In een opvoedopstelling, waarbij geen kinderen aanwezig zijn, plaatst de ouder tegels op de vloer, die representatief zijn voor ouder en kind. De dynamiek die hier uit spreekt vormt de start van de opstelling. De begeleiding die volgt is er op gericht onuitgesproken woorden of onbewuste ervaringen tussen ouder en kind helder te krijgen en te helen.
In het voorgesprek vertelt Eva wat haar dwars zit. ‘Ik kan me zó snel aan haar irriteren.

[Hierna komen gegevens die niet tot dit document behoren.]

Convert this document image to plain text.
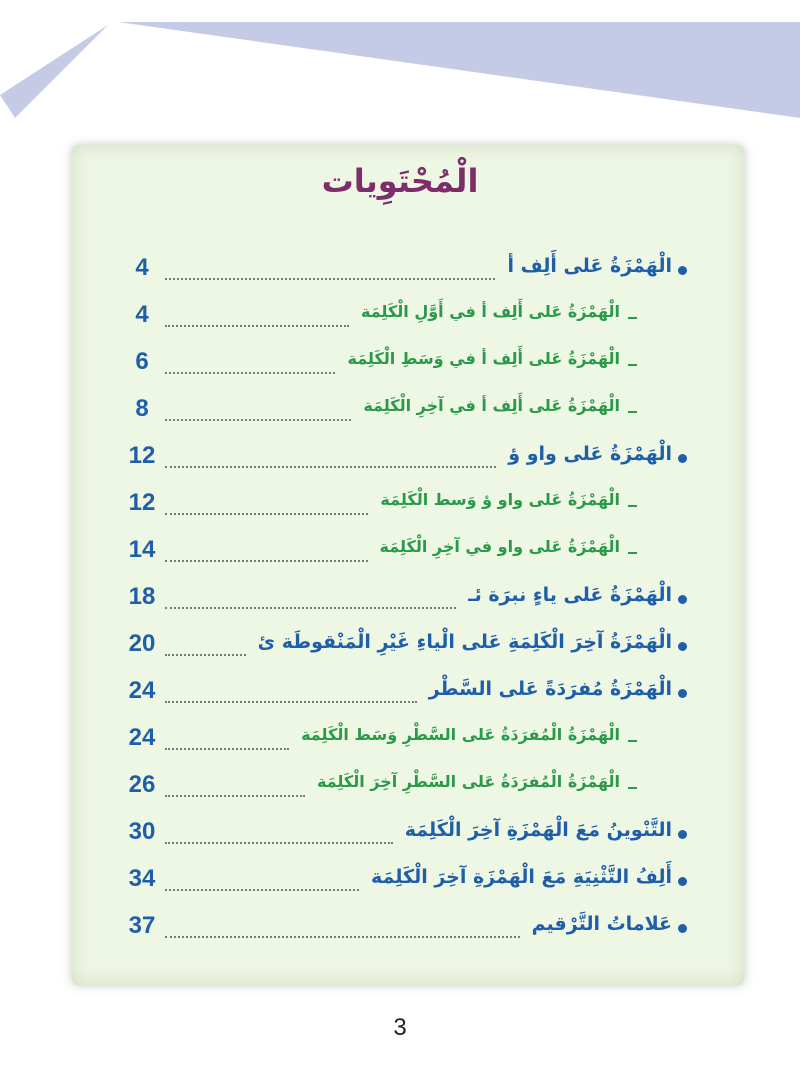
الْمُحْتَوِيات
4	الْهَمْزَةُ عَلى أَلِف أ
4	الْهَمْزَةُ عَلى أَلِف أ في أَوَّلِ الْكَلِمَة
6	الْهَمْزَةُ عَلى أَلِف أ في وَسَطِ الْكَلِمَة
8	الْهَمْزَةُ عَلى أَلِف أ في آخِرِ الْكَلِمَة
12	الْهَمْزَةُ عَلى واو ؤ
12	الْهَمْزَةُ عَلى واو ؤ وَسط الْكَلِمَة
14	الْهَمْزَةُ عَلى واو في آخِرِ الْكَلِمَة
18	الْهَمْزَةُ عَلى ياءٍ نبرَة ئـ
20	الْهَمْزَةُ آخِرَ الْكَلِمَةِ عَلى الْياءِ غَيْرِ الْمَنْقوطَة ئ
24	الْهَمْزَةُ مُفرَدَةً عَلى السَّطْر
24	الْهَمْزَةُ الْمُفرَدَةُ عَلى السَّطْرِ وَسَط الْكَلِمَة
26	الْهَمْزَةُ الْمُفرَدَةُ عَلى السَّطْرِ آخِرَ الْكَلِمَة
30	التَّنْوينُ مَعَ الْهَمْزَةِ آخِرَ الْكَلِمَة
34	أَلِفُ التَّثْنِيَةِ مَعَ الْهَمْزَةِ آخِرَ الْكَلِمَة
37	عَلاماتُ التَّرْقيم
3
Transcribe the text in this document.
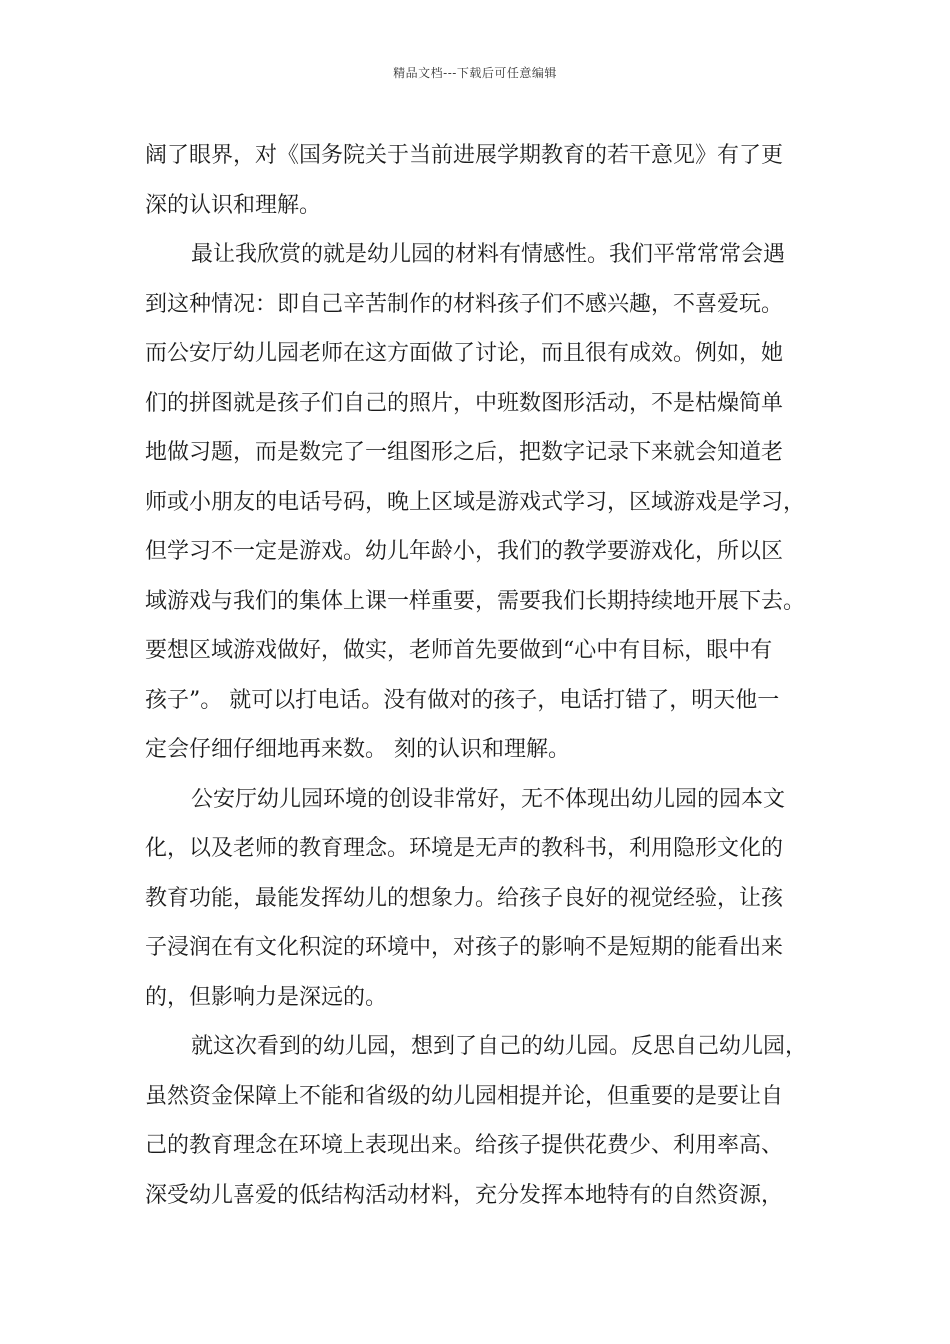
精品文档---下载后可任意编辑
阔了眼界，对《国务院关于当前进展学期教育的若干意见》有了更
深的认识和理解。
最让我欣赏的就是幼儿园的材料有情感性。我们平常常常会遇
到这种情况：即自己辛苦制作的材料孩子们不感兴趣，不喜爱玩。
而公安厅幼儿园老师在这方面做了讨论，而且很有成效。例如，她
们的拼图就是孩子们自己的照片，中班数图形活动，不是枯燥简单
地做习题，而是数完了一组图形之后，把数字记录下来就会知道老
师或小朋友的电话号码，晚上区域是游戏式学习，区域游戏是学习，
但学习不一定是游戏。幼儿年龄小，我们的教学要游戏化，所以区
域游戏与我们的集体上课一样重要，需要我们长期持续地开展下去。
要想区域游戏做好，做实，老师首先要做到“心中有目标，眼中有
孩子”。 就可以打电话。没有做对的孩子，电话打错了，明天他一
定会仔细仔细地再来数。 刻的认识和理解。
公安厅幼儿园环境的创设非常好，无不体现出幼儿园的园本文
化，以及老师的教育理念。环境是无声的教科书，利用隐形文化的
教育功能，最能发挥幼儿的想象力。给孩子良好的视觉经验，让孩
子浸润在有文化积淀的环境中，对孩子的影响不是短期的能看出来
的，但影响力是深远的。
就这次看到的幼儿园，想到了自己的幼儿园。反思自己幼儿园，
虽然资金保障上不能和省级的幼儿园相提并论，但重要的是要让自
己的教育理念在环境上表现出来。给孩子提供花费少、利用率高、
深受幼儿喜爱的低结构活动材料，充分发挥本地特有的自然资源，
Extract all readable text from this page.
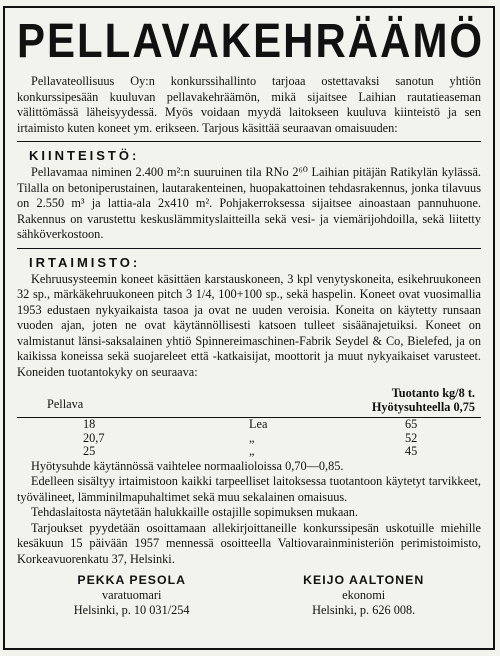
PELLAVAKEHRÄÄMÖ

Pellavateollisuus Oy:n konkurssihallinto tarjoaa ostettavaksi sanotun yhtiön konkurssipesään kuuluvan pellavakehräämön, mikä sijaitsee Laihian rautatieaseman välittömässä läheisyydessä. Myös voidaan myydä laitokseen kuuluva kiinteistö ja sen irtaimisto kuten koneet ym. erikseen. Tarjous käsittää seuraavan omaisuuden:

KIINTEISTÖ:

Pellavamaa niminen 2.400 m²:n suuruinen tila RNo 2⁶⁰ Laihian pitäjän Ratikylän kylässä. Tilalla on betoniperustainen, lautarakenteinen, huopakattoinen tehdasrakennus, jonka tilavuus on 2.550 m³ ja lattia-ala 2x410 m². Pohjakerroksessa sijaitsee ainoastaan pannuhuone. Rakennus on varustettu keskuslämmityslaitteilla sekä vesi- ja viemärijohdoilla, sekä liitetty sähköverkostoon.

IRTAIMISTO:

Kehruusysteemin koneet käsittäen karstauskoneen, 3 kpl venytyskoneita, esikehruukoneen 32 sp., märkäkehruukoneen pitch 3 1/4, 100+100 sp., sekä haspelin. Koneet ovat vuosimallia 1953 edustaen nykyaikaista tasoa ja ovat ne uuden veroisia. Koneita on käytetty runsaan vuoden ajan, joten ne ovat käytännöllisesti katsoen tulleet sisäänajetuiksi. Koneet on valmistanut länsi-saksalainen yhtiö Spinnereimaschinen-Fabrik Seydel & Co, Bielefed, ja on kaikissa koneissa sekä suojareleet että -katkaisijat, moottorit ja muut nykyaikaiset varusteet. Koneiden tuotantokyky on seuraava:

Pellava
Tuotanto kg/8 t.
Hyötysuhteella 0,75
18	Lea	65
20,7	„	52
25	„	45

Hyötysuhde käytännössä vaihtelee normaalioloissa 0,70—0,85.

Edelleen sisältyy irtaimistoon kaikki tarpeelliset laitoksessa tuotantoon käytetyt tarvikkeet, työvälineet, lämminilmapuhaltimet sekä muu sekalainen omaisuus.

Tehdaslaitosta näytetään halukkaille ostajille sopimuksen mukaan.

Tarjoukset pyydetään osoittamaan allekirjoittaneille konkurssipesän uskotuille miehille kesäkuun 15 päivään 1957 mennessä osoitteella Valtiovarainministeriön perimistoimisto, Korkeavuorenkatu 37, Helsinki.

PEKKA PESOLA
varatuomari
Helsinki, p. 10 031/254
KEIJO AALTONEN
ekonomi
Helsinki, p. 626 008.
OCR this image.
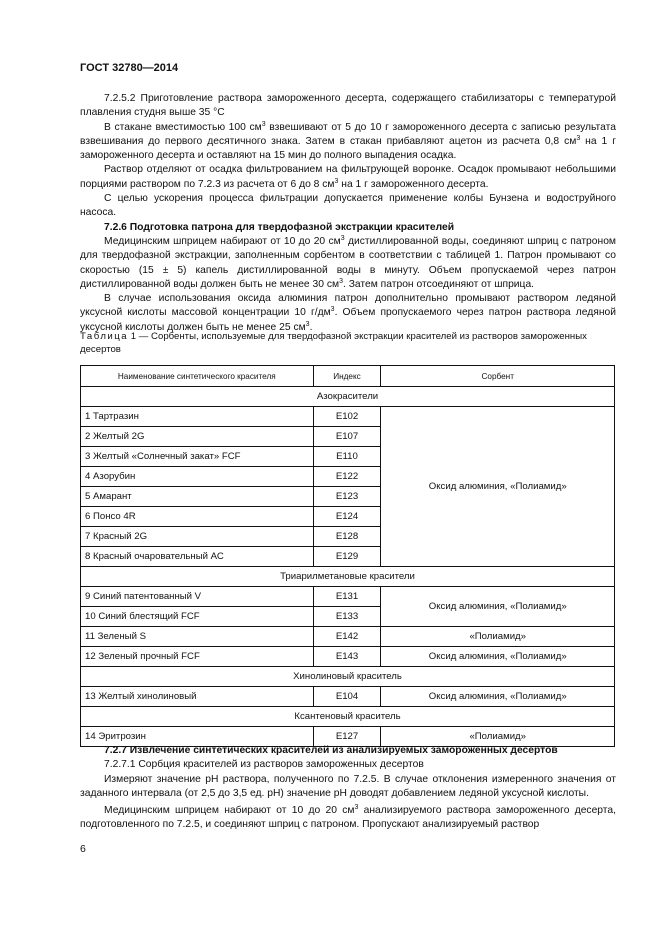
ГОСТ 32780—2014

7.2.5.2 Приготовление раствора замороженного десерта, содержащего стабилизаторы с температурой плавления студня выше 35 °С

В стакане вместимостью 100 $см^3$ взвешивают от 5 до 10 г замороженного десерта с записью результата взвешивания до первого десятичного знака. Затем в стакан прибавляют ацетон из расчета 0,8 $см^3$ на 1 г замороженного десерта и оставляют на 15 мин до полного выпадения осадка.

Раствор отделяют от осадка фильтрованием на фильтрующей воронке. Осадок промывают небольшими порциями раствором по 7.2.3 из расчета от 6 до 8 $см^3$ на 1 г замороженного десерта.

С целью ускорения процесса фильтрации допускается применение колбы Бунзена и водоструйного насоса.

7.2.6 Подготовка патрона для твердофазной экстракции красителей

Медицинским шприцем набирают от 10 до 20 $см^3$ дистиллированной воды, соединяют шприц с патроном для твердофазной экстракции, заполненным сорбентом в соответствии с таблицей 1. Патрон промывают со скоростью (15 ± 5) капель дистиллированной воды в минуту. Объем пропускаемой через патрон дистиллированной воды должен быть не менее 30 $см^3$. Затем патрон отсоединяют от шприца.

В случае использования оксида алюминия патрон дополнительно промывают раствором ледяной уксусной кислоты массовой концентрации 10 $г/дм^3$. Объем пропускаемого через патрон раствора ледяной уксусной кислоты должен быть не менее 25 $см^3$.

Таблица 1 — Сорбенты, используемые для твердофазной экстракции красителей из растворов замороженных десертов
Наименование синтетического красителя	Индекс	Сорбент
Азокрасители		
1 Тартразин	Е102	Оксид алюминия, «Полиамид»
2 Желтый 2G	Е107	
3 Желтый «Солнечный закат» FCF	Е110	
4 Азорубин	Е122	
5 Амарант	Е123	
6 Понсо 4R	Е124	
7 Красный 2G	Е128	
8 Красный очаровательный АС	Е129	
Триарилметановые красители		
9 Синий патентованный V	Е131	Оксид алюминия, «Полиамид»
10 Синий блестящий FCF	Е133	
11 Зеленый S	Е142	«Полиамид»
12 Зеленый прочный FCF	Е143	Оксид алюминия, «Полиамид»
Хинолиновый краситель		
13 Желтый хинолиновый	Е104	Оксид алюминия, «Полиамид»
Ксантеновый краситель		
14 Эритрозин	Е127	«Полиамид»

7.2.7 Извлечение синтетических красителей из анализируемых замороженных десертов

7.2.7.1 Сорбция красителей из растворов замороженных десертов

Измеряют значение рН раствора, полученного по 7.2.5. В случае отклонения измеренного значения от заданного интервала (от 2,5 до 3,5 ед. рН) значение рН доводят добавлением ледяной уксусной кислоты.

Медицинским шприцем набирают от 10 до 20 $см^3$ анализируемого раствора замороженного десерта, подготовленного по 7.2.5, и соединяют шприц с патроном. Пропускают анализируемый раствор

6
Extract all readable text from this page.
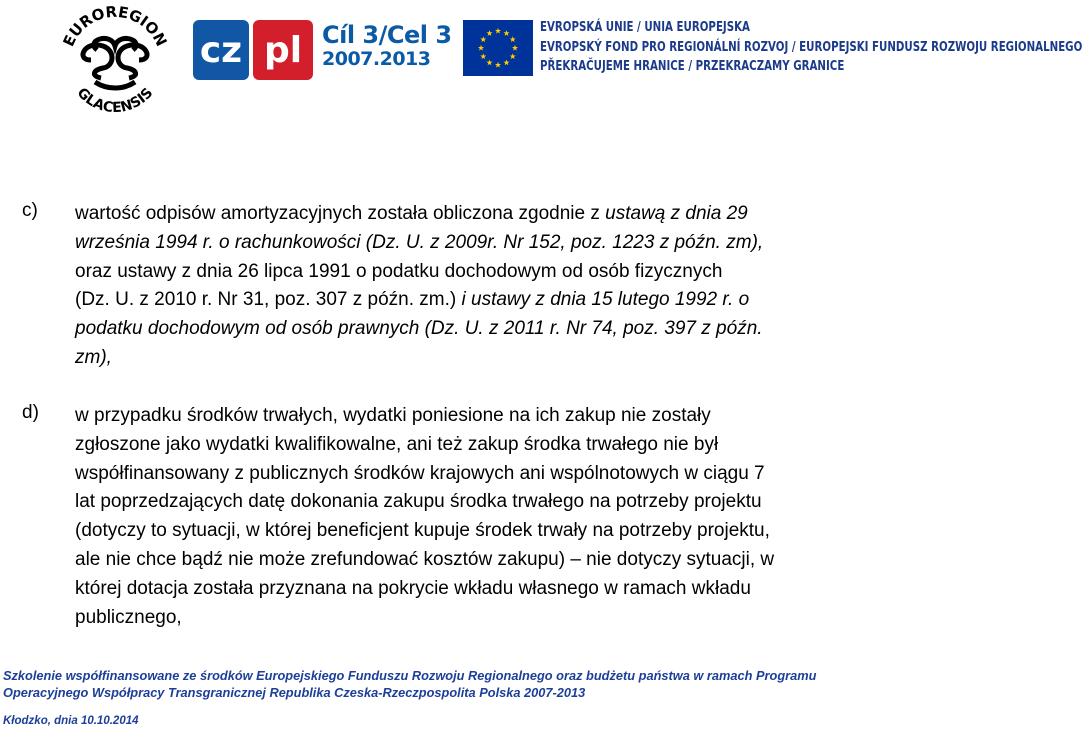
EUROREGION
GLACENSIS
cz pl Cíl 3/Cel 3
2007.2013
EVROPSKÁ UNIE / UNIA EUROPEJSKA
EVROPSKÝ FOND PRO REGIONÁLNÍ ROZVOJ / EUROPEJSKI FUNDUSZ ROZWOJU REGIONALNEGO
PŘEKRAČUJEME HRANICE / PRZEKRACZAMY GRANICE
c) wartość odpisów amortyzacyjnych została obliczona zgodnie z ustawą z dnia 29
września 1994 r. o rachunkowości (Dz. U. z 2009r. Nr 152, poz. 1223 z późn. zm),
oraz ustawy z dnia 26 lipca 1991 o podatku dochodowym od osób fizycznych
(Dz. U. z 2010 r. Nr 31, poz. 307 z późn. zm.) i ustawy z dnia 15 lutego 1992 r. o
podatku dochodowym od osób prawnych (Dz. U. z 2011 r. Nr 74, poz. 397 z późn.
zm),
d) w przypadku środków trwałych, wydatki poniesione na ich zakup nie zostały
zgłoszone jako wydatki kwalifikowalne, ani też zakup środka trwałego nie był
współfinansowany z publicznych środków krajowych ani wspólnotowych w ciągu 7
lat poprzedzających datę dokonania zakupu środka trwałego na potrzeby projektu
(dotyczy to sytuacji, w której beneficjent kupuje środek trwały na potrzeby projektu,
ale nie chce bądź nie może zrefundować kosztów zakupu) – nie dotyczy sytuacji, w
której dotacja została przyznana na pokrycie wkładu własnego w ramach wkładu
publicznego,
Szkolenie współfinansowane ze środków Europejskiego Funduszu Rozwoju Regionalnego oraz budżetu państwa w ramach Programu
Operacyjnego Współpracy Transgranicznej Republika Czeska-Rzeczpospolita Polska 2007-2013
Kłodzko, dnia 10.10.2014
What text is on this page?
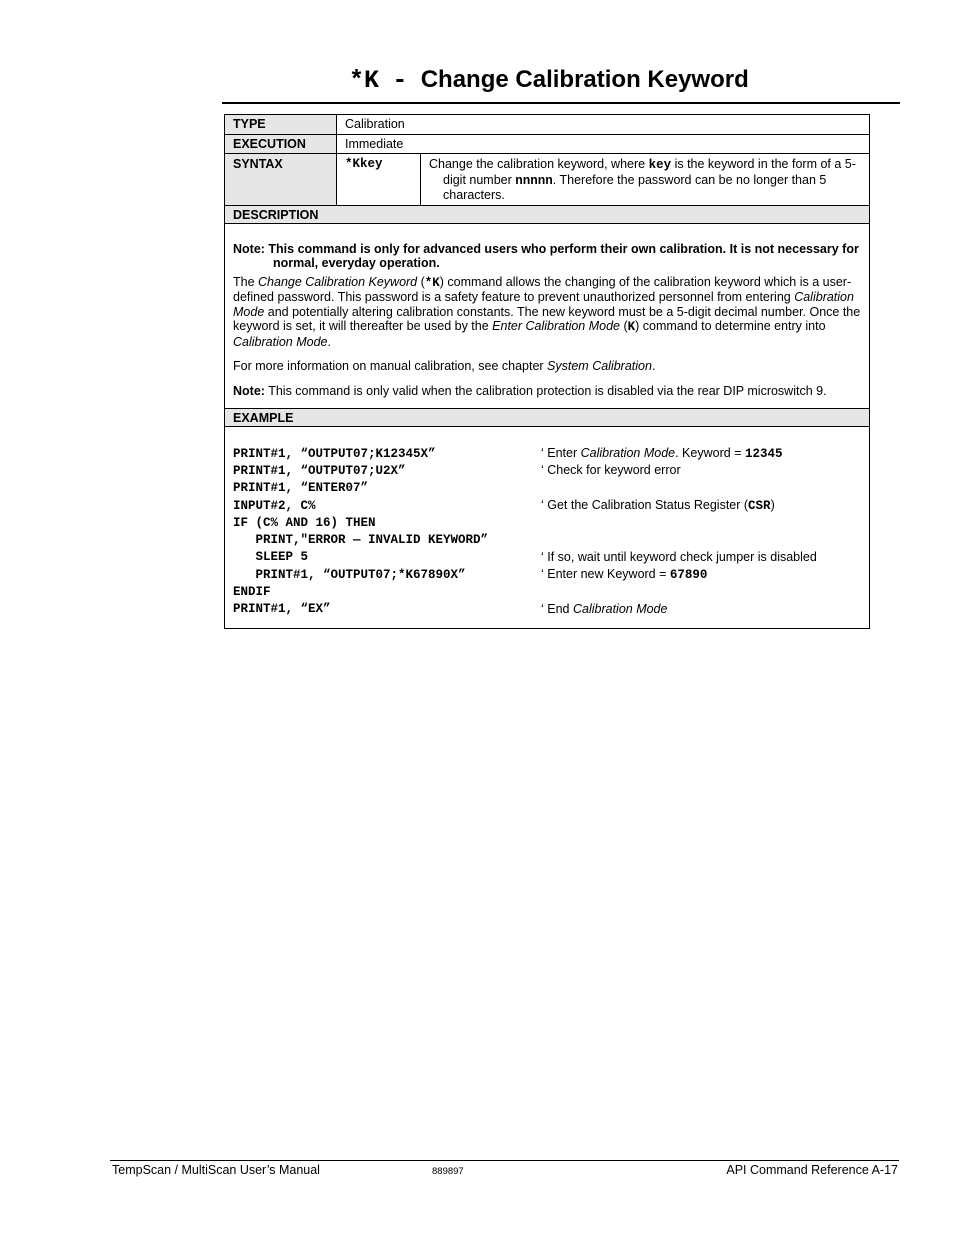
*K - Change Calibration Keyword
TYPE	Calibration
EXECUTION	Immediate
SYNTAX	*Kkey	Change the calibration keyword, where key is the keyword in the form of a 5-digit number nnnnn. Therefore the password can be no longer than 5 characters.
DESCRIPTION

Note: This command is only for advanced users who perform their own calibration. It is not necessary for normal, everyday operation.

The Change Calibration Keyword (*K) command allows the changing of the calibration keyword which is a user-defined password. This password is a safety feature to prevent unauthorized personnel from entering Calibration Mode and potentially altering calibration constants. The new keyword must be a 5-digit decimal number. Once the keyword is set, it will thereafter be used by the Enter Calibration Mode (K) command to determine entry into Calibration Mode.

For more information on manual calibration, see chapter System Calibration.

Note: This command is only valid when the calibration protection is disabled via the rear DIP microswitch 9.

EXAMPLE
PRINT#1, “OUTPUT07;K12345X”	‘ Enter Calibration Mode. Keyword = 12345
PRINT#1, “OUTPUT07;U2X”	‘ Check for keyword error
PRINT#1, “ENTER07”
INPUT#2, C%	‘ Get the Calibration Status Register (CSR)
IF (C% AND 16) THEN
PRINT,"ERROR — INVALID KEYWORD”
SLEEP 5	‘ If so, wait until keyword check jumper is disabled
PRINT#1, “OUTPUT07;*K67890X”	‘ Enter new Keyword = 67890
ENDIF
PRINT#1, “EX”	‘ End Calibration Mode
TempScan / MultiScan User’s Manual	889897	API Command Reference A-17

Eva kijkt me verdrietig aan, terwijl ze zegt: ‘En het lukt me ook niet goed om haar te troosten.’ Haar stem klinkt zacht als ze verder gaat: ‘Waarom kan ik haar niet geven wat ze van me verlangt? Ik wil er zó graag zijn voor haar, maar het lukt me gewoonweg niet.’
Ik vraag haar 2 tegels neer te leggen. Eén voor haarzelf; één voor haar dochter. Eva legt de tegels neer. Haar kijkrichting is- letterlijk – uit het raam, naar buiten gericht. Dochters blik is op haar gericht.
‘Hoe is het hier met jou?’, vraag ik Eva. Ze haalt haar schouders op en zegt: ‘Ik voel haar ogen, maar wil niet naar haar kijken. Wat wíl ze tóch van me?’ Het klinkt boos en verdrietig tegelijk.
Als begeleider van een opstelling weet ik dat wat er tussen moeder en dochter speelt iets kan zijn dat tussen moeder en haar moeder of ander familielid heeft gespeeld. Een blik van haar dochter kan weer hetzelfde gevoel oproepen als van vroeger. Daarom vraag ik Eva haar gezin van herkomst neer te leggen. Ze pakt 3 tegels. Vader, moeder en zus. Haar zus legt ze ver uit zicht; vader en moeder naast elkaar, met hun kijkrichting naar haar. Ze draait haar eigen tegel naar hen en kijkt hen aan.
Ik vraag haar hoe het met haar is, hier op deze plek, als dochter en zus. ‘Het liefst zou ik me weer omdraaien en naar buiten kijken’, zegt ze. ‘Maar dat doe ik niet, want dáár gaat het ook niet goed met me’. Ik vraag haar: Wie is hier groter? Jij of je ouders?’ Eva geeft geen antwoord en daarom vraag ik haar of ze tegen hen kan zeggen: ‘ik ben de kleine; jullie zijn de groten’. Eva kijkt mij pijnlijk verrast aan. ‘Zo voelt het al heel lang niet’, zegt ze. Ze vertelt hoe ze zorgde voor haar zus. ‘Het leek wel alsof mijn ouders dat niet konden. Toen niet en nu nog steeds niet….’
Ik vraag Eva of ze haar ouders wil vertellen wat ze nodig heeft. Eva richt haar blik op hen en zegt: ‘Ik wil niet zorgen voor mijn zus. Het is júllie kind. Niet het mijne.’ En als vanzelf volgt: ‘ik ben de kleine; jullie zijn de groten!’
Ze huilt. Dan een zucht. Daarna kijkt ze achterom naar haar dochter. Ze draait zich helemaal om naar haar. Als ze ook nog de tegels van haar man en zoon in de opstelling legt, zegt ze dat dit veel beter voelt. Sterk en rustig, geeft ze aan.
‘Hoe is het hier tussen jou en Stelle?’, vraag ik haar. ‘Ik wil haar zeggen dat ik voor mezelf kan zorgen. Dat zij mijn dochter is. En ik haar moeder, de grote.’ Uit haar stem klinkt rust en kracht. ‘Misschien is dát wat ze van mij wilde weten….’, zegt Eva.
Later vertelde Eva mij dat ze zich na de opstelling ontlast voelde en er écht meer kon zijn voor Stelle. Iets waar ze heel erg blij mee is. En Stelle óók!